Lloro porque me imagino la vida de un bastardo en esa sociedad de mierda. Lloro por no haberme arrojado al río con mi hijito en brazos. Ambos estuviéramos viviendo en esas aguas y no estaría tan sola.
Una pausa.
─¿De qué putas se ríe? ¿Dije algo gracioso acaso?
─Perdón. Es que me acordé del golpazo en la poza. Sinceramente me causó mucha gracia.
─¡Sí! Debo reconocer que fue gracioso. ¡Por lo menos me sacó de la rutina! ─Me miró y sonrió tímidamente.
─Dígame una cosa. ¿Usted está en todos los ríos? Esto porque en mi pueblo, en el valle central hablan de la llorona que sale en el río Virilla, en el Torres, y en todos los ríos que se dignen de serlo.
─¡Cada puto río tiene su llorona! Curiosamente, ningún río tiene sus llorones. ¡Sería inimaginable en esta sociedad!
─¿Llorones?
─Sí. ¡Llorones! La sociedad nos condena por nuestros pecados, pero estos se hicieron entre dos. ¿Verdad que sí?
─La miré y le di la razón. Es una sociedad de mierda.
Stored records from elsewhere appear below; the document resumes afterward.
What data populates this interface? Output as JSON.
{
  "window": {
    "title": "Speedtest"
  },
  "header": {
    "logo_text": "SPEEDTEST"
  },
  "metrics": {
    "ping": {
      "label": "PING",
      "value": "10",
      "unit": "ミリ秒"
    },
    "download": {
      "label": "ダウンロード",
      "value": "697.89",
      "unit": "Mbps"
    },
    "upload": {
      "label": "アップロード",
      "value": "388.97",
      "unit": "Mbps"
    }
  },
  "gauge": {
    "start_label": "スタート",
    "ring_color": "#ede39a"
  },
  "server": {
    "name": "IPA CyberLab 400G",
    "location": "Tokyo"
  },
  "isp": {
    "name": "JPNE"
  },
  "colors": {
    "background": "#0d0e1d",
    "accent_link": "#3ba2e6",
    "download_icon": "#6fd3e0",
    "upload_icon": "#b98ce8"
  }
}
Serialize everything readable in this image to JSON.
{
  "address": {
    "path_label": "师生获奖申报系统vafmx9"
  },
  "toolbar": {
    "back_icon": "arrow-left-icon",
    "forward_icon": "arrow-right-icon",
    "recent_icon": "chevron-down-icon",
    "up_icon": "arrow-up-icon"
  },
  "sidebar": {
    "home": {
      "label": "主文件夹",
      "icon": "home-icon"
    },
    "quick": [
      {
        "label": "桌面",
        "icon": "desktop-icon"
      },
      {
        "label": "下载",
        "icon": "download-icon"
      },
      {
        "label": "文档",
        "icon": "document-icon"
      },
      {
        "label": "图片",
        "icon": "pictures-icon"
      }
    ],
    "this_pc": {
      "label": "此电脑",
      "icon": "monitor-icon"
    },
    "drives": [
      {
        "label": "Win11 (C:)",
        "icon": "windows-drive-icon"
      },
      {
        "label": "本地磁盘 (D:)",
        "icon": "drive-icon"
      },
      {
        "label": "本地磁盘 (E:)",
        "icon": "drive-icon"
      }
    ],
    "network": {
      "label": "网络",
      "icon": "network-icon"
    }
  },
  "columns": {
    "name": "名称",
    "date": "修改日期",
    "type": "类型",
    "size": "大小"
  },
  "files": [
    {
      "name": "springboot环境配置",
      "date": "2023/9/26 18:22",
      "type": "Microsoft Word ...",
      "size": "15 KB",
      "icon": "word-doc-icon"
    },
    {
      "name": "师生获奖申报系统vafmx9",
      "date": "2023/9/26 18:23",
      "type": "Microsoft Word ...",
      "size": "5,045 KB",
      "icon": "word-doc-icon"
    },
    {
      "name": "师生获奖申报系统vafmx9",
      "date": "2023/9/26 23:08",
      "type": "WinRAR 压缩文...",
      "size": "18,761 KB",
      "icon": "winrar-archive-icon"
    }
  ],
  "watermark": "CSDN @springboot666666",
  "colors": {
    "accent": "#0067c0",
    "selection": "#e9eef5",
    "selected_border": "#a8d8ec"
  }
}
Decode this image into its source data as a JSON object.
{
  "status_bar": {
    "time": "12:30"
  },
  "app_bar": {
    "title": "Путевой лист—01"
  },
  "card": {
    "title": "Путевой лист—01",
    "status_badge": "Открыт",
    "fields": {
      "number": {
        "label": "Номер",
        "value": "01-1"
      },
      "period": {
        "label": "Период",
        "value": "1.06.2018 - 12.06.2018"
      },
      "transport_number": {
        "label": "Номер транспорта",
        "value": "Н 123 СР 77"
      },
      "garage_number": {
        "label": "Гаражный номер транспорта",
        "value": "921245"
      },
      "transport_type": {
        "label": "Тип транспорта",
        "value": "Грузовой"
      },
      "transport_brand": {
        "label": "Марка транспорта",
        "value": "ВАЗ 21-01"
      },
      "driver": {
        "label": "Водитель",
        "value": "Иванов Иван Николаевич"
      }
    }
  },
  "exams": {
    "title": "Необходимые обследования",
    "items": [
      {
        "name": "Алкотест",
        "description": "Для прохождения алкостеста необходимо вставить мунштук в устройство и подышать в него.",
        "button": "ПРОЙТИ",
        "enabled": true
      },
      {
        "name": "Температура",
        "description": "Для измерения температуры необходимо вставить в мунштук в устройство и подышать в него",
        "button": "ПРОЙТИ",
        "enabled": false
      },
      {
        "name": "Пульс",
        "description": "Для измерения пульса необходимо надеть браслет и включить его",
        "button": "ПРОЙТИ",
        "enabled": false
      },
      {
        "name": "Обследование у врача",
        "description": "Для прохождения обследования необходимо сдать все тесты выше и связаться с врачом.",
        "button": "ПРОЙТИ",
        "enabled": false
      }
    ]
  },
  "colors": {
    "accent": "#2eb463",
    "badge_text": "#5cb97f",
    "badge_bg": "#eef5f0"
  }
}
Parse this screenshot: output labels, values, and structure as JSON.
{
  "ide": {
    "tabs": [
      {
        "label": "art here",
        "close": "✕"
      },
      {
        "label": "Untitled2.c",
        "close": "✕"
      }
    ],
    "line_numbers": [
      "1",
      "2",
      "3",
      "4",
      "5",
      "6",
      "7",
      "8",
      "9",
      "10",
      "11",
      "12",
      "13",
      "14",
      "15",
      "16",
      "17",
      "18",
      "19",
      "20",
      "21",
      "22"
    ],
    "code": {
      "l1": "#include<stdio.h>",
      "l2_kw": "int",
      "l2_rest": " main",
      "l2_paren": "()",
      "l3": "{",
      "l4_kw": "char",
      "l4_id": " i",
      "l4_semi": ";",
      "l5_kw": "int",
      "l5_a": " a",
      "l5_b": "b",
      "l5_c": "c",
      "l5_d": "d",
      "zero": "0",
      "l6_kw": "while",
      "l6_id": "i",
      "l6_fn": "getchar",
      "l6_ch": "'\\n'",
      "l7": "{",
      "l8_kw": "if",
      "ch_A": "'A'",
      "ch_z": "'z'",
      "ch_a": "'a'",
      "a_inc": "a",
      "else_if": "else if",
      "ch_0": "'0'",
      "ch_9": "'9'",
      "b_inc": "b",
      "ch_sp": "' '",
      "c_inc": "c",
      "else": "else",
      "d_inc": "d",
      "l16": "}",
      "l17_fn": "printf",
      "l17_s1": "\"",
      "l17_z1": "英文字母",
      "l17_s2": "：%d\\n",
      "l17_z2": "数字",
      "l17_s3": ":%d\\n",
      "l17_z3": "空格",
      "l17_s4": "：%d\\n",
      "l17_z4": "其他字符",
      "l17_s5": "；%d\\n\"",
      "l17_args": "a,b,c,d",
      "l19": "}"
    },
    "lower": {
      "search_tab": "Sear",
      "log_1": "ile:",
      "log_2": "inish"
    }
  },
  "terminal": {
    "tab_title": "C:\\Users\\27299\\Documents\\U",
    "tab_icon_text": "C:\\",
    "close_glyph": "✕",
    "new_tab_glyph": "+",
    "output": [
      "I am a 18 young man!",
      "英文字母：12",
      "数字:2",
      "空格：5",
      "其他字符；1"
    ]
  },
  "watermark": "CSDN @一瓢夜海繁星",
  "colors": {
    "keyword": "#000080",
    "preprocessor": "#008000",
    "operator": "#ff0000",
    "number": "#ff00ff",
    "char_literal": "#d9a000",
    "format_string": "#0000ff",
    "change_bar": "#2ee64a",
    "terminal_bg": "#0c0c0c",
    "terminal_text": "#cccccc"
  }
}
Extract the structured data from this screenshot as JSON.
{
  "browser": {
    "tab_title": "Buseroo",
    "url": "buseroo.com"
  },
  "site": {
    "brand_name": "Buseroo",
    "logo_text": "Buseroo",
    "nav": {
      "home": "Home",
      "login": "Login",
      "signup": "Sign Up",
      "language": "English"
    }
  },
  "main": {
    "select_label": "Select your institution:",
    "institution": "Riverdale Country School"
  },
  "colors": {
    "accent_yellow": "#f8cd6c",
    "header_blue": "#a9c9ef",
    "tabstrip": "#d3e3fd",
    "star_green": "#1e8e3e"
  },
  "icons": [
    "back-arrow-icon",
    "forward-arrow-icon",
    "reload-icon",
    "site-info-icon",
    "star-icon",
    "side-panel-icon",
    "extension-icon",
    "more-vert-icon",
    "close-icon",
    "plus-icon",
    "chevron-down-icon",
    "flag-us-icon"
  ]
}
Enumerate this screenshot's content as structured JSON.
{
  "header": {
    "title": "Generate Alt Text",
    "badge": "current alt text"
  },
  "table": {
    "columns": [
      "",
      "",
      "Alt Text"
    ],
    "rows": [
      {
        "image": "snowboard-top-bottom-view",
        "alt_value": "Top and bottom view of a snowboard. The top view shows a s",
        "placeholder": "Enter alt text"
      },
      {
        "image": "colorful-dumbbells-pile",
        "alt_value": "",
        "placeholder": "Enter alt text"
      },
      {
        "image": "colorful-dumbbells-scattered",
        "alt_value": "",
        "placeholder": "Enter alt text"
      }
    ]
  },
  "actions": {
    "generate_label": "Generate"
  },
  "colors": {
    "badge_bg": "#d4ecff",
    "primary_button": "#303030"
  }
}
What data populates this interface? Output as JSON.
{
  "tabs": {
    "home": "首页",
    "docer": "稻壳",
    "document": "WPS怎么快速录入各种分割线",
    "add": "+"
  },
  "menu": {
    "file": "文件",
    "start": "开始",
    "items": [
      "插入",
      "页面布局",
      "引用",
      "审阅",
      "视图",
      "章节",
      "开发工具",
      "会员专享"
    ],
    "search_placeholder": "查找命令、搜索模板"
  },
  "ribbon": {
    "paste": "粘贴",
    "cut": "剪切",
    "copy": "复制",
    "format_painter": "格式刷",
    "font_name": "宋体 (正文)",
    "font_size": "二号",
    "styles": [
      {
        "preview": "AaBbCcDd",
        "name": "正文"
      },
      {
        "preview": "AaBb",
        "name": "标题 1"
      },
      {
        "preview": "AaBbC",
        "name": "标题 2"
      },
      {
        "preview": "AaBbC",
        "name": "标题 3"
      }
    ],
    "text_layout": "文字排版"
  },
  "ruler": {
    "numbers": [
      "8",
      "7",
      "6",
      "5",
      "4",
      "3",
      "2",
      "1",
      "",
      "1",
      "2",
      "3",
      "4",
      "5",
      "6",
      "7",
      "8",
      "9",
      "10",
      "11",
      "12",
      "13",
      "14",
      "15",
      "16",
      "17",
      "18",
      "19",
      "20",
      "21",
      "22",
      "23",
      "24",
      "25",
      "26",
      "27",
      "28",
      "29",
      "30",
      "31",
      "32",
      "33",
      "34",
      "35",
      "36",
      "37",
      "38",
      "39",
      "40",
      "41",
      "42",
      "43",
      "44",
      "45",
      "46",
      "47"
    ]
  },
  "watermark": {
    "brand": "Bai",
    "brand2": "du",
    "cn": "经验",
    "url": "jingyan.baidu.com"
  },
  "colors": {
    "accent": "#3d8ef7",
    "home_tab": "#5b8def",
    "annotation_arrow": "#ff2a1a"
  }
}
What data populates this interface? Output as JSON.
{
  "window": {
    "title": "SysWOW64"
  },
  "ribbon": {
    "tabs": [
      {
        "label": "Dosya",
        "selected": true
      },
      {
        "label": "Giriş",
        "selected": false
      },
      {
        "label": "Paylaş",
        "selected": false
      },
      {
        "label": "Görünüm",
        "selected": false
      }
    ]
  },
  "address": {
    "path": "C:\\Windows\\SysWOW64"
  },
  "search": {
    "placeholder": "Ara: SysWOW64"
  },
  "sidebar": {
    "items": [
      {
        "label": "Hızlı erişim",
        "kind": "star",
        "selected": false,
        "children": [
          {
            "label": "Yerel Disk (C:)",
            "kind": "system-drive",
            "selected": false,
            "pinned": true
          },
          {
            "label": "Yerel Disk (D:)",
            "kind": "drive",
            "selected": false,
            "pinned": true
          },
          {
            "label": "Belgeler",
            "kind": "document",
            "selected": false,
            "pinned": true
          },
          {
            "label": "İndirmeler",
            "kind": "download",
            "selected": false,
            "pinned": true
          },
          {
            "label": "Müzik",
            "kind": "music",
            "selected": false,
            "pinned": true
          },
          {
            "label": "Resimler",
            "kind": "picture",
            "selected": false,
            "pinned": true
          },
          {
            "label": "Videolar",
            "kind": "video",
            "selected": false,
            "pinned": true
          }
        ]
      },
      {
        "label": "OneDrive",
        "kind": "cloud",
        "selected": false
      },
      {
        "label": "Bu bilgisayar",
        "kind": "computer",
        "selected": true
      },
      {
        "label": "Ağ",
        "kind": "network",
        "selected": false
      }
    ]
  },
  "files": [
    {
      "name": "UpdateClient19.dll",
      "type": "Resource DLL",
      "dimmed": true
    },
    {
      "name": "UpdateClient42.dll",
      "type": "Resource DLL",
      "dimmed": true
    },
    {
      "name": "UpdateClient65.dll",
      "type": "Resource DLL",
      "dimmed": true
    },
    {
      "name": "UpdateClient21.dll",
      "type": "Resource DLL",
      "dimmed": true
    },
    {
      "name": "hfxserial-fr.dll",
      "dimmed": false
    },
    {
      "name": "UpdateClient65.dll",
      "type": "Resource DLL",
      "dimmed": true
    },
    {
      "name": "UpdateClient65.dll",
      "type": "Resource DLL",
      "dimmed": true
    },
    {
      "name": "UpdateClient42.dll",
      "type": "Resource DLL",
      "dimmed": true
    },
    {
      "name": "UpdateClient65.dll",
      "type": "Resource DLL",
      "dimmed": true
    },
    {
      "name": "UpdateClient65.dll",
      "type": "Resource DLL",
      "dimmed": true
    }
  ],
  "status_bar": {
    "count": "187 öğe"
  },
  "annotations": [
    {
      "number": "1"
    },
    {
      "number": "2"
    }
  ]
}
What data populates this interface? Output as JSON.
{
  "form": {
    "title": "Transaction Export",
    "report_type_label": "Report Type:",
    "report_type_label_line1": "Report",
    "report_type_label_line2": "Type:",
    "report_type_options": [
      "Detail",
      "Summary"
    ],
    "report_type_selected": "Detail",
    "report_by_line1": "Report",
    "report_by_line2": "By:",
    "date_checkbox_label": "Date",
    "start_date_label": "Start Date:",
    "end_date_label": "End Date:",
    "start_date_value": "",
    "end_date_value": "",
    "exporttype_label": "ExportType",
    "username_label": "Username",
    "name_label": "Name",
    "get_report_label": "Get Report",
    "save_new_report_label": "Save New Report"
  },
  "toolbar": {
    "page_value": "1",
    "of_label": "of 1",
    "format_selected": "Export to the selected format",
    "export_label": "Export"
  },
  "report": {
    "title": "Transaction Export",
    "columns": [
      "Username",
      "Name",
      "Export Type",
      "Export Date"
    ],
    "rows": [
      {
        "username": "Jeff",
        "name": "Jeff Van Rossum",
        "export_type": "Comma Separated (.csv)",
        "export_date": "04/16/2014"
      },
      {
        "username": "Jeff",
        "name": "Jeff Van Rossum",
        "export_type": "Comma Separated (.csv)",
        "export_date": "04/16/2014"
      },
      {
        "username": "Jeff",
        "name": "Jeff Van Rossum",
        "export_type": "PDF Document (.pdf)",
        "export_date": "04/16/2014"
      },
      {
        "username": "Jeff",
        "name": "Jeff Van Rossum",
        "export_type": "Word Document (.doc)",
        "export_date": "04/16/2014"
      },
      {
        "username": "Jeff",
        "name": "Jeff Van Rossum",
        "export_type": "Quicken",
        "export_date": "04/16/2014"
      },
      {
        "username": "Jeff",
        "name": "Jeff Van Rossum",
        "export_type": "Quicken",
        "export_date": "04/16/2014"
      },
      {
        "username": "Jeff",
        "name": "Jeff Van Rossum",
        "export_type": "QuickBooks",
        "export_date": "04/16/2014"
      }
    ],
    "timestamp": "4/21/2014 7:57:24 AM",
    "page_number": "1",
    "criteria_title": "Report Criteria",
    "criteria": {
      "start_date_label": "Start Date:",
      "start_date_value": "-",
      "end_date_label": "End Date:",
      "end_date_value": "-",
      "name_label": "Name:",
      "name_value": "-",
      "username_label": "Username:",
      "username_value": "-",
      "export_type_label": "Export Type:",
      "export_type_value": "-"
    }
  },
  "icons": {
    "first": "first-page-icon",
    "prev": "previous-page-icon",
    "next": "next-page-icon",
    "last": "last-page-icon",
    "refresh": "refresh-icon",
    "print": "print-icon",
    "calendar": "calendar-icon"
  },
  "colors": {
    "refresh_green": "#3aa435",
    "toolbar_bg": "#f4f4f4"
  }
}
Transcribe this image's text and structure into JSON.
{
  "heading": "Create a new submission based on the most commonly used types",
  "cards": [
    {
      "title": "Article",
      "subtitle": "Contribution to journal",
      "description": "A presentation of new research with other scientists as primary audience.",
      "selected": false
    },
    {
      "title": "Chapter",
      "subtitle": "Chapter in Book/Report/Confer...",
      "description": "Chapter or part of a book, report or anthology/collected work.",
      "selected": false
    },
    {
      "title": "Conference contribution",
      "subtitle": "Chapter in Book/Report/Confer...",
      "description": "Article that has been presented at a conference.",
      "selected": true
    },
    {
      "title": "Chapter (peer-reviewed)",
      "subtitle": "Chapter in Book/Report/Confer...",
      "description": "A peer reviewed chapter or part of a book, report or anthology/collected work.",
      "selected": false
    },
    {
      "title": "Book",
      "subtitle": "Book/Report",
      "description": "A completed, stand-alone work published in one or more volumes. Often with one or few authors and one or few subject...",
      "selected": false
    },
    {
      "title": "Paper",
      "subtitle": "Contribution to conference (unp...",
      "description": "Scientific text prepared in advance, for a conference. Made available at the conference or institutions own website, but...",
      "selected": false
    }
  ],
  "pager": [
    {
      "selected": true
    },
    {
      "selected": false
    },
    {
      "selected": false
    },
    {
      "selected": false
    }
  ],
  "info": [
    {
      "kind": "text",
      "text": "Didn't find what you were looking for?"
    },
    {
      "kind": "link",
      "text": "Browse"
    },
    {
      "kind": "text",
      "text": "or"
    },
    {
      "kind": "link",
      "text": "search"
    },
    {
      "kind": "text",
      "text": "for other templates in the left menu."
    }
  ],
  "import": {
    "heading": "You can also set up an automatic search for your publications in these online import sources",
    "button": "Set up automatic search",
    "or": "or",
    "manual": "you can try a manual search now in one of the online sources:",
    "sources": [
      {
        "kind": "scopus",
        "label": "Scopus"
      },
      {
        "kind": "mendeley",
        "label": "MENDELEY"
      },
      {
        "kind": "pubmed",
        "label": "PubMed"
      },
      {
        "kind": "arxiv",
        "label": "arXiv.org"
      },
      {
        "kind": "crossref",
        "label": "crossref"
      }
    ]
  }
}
─Cada Llorona cuenta una historia similar a la mía. Incluso, la Llorona mexicana tiene una historia cruel e injusta. Es la Malinche, la amante de Cortés. Condenada por traicionar a su gente. ─Salió la luna. Su luz lechosa alumbró la penumbra del río. ─Pero vea la injusticia de la sociedad parcializada. Le dije que no hay llorones, y en México deberían existir muchos llorones, pues hubo pueblos que ayudaron a los españoles a conquistar México. Pero ¡eran hombres!
La interrumpí pues comprendía lo que me quería decir. ─Ya la comprendo. La historia los pone como pueblos resentidos con la autoridad del imperio, creyeron que los extranjeros los iban a liberar. No los ven como traidores, por lo tanto no son condenados por la historia.
─En cambio la Malinche fue por amor. ¡El amor de la mujer no se perdona! ─dijo con un hilo de voz y se quedó así observando un punto imaginario en el suelo iluminado por la luna.
De un pronto a otro, se levantó. Me miró y caminó hacia el río. Se volvió y lo que vi fue una muchacha bajita y hermosa, un cabello negro que brillaba a la luz de la luna, de cuerpo bien proporcionado, que me miraba a través de unos ojos melancólicos, pero soberbios. Con sus bracitos regordetes se abrazaba su vientre con ternura. Levantó una mano y me mandó un saludo de despedida.
─Gracias ─me dijo con una preciosa sonrisa y se fue metiendo al río. Se hizo translúcida y se fue mezclando con el agua de la corriente.
Eran las cuatro de la mañana.
El rumor del agua del río se oye más dulce porque ella va cantando.